Pièce en trois actes, en prose
Représentée sous les auspices des Éditions Édouard Garand

PERSONNAGES

ANDRÉ BERNIER, riche industriel ..... Ovila Legaré

LOUIS, fils aîné ............ Paul Coutlée

JULES, fils cadet ............. Le Bret

JULIE, sa femme ......... Jeannette De Guire


UN SALON


ACTE Premier


(Un après-dîner. M. et Mme Bernier attendent des visiteurs. M. Bernier, dans un fauteuil, lit son journal. Mme Bernier, assise près d’une table feuillette un livre.)


Scène PREMIÈRE

M. BERNIER.(levant les yeux de son journal.) Bonne nouvelle, Julie !

Mme BERNIER.(de même que son mari.) Vraiment ?

M. BERNIER. — Les actions de ma société ont monté de huit points hier.

Mme BERNIER, (sans enthousiasme.) — C’est magnifique.

M. BERNIER. — Comme tu dis ça…

Mme BERNIER, (avec indifférence) — Je dis que c’est magnifique.

M. BERNIER. — Je sais bien que tu le dis, mais tu ne le penses pas.

Mme BERNIER. — Comment peux-tu savoir ce que je pense ou ce que je ne pense pas ?

M. BERNIER. — Rien qu’à l’accent de ta voix.

Mme BERNIER. — Il n’a pourtant pas changé.

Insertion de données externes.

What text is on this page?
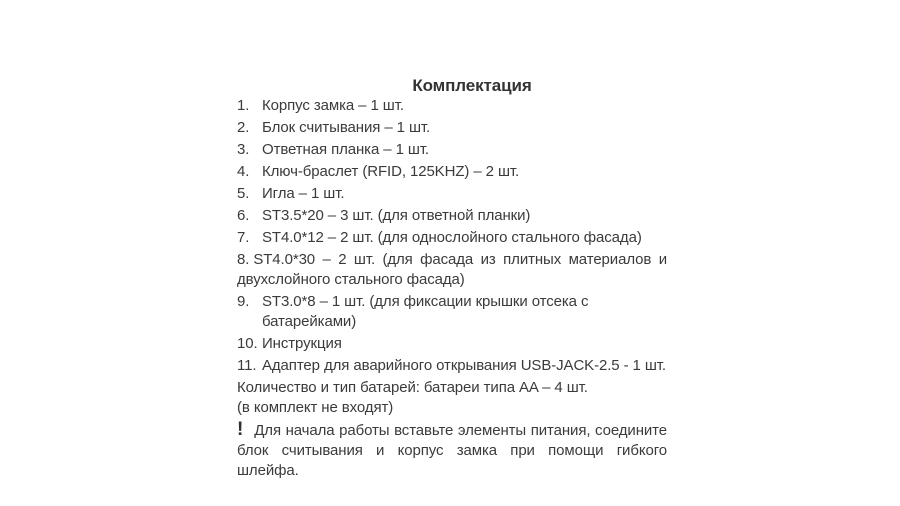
Комплектация

1. Корпус замка – 1 шт.
2. Блок считывания – 1 шт.
3. Ответная планка – 1 шт.
4. Ключ-браслет (RFID, 125KHZ) – 2 шт.
5. Игла – 1 шт.
6. ST3.5*20 – 3 шт. (для ответной планки)
7. ST4.0*12 – 2 шт. (для однослойного стального фасада)
8. ST4.0*30 – 2 шт. (для фасада из плитных материалов и двухслойного стального фасада)
9. ST3.0*8 – 1 шт. (для фиксации крышки отсека с батарейками)
10. Инструкция
11. Адаптер для аварийного открывания USB-JACK-2.5 - 1 шт.

Количество и тип батарей: батареи типа AA – 4 шт.

(в комплект не входят)

! Для начала работы вставьте элементы питания, соедините блок считывания и корпус замка при помощи гибкого шлейфа.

M. BERNIER. — Oui, il a changé, beaucoup même. Et non seulement ton accent mais toute ta personne, toutes tes habitudes… Enfin, tout ce qui était toi n’est plus le même depuis un certain temps. Que signifie cette transformation ?

Mme BERNIER, (avec un sourire amer.) — Je t’assure, mon ami que tu vois trouble.

M. BERNIER. — Au contraire, j’y vois très clair. Et je sens qu’il y a quelque chose de travers dans notre vie commune.

Mme BERNIER. — Quoi donc ?

M. BERNIER. — Je ne dirai qu’un nom, si tu le veux…

Mme BERNIER. — J’écoute.

M. BERNIER. — Jules…

(Mme Bernier soupire)

N’est-ce pas ? Oh ! je vois clair, je te dis. Je ne parle pas, mais je pense. Je pense et je vois d’autant mieux que c’est moi qui paye toutes ses folies.

Mme BERNIER. — Ses folies ?

M. BERNIER.(élevant le ton). Sans doute. Appelles-tu de la sagesse et du bon sens la vie qu’il mène ?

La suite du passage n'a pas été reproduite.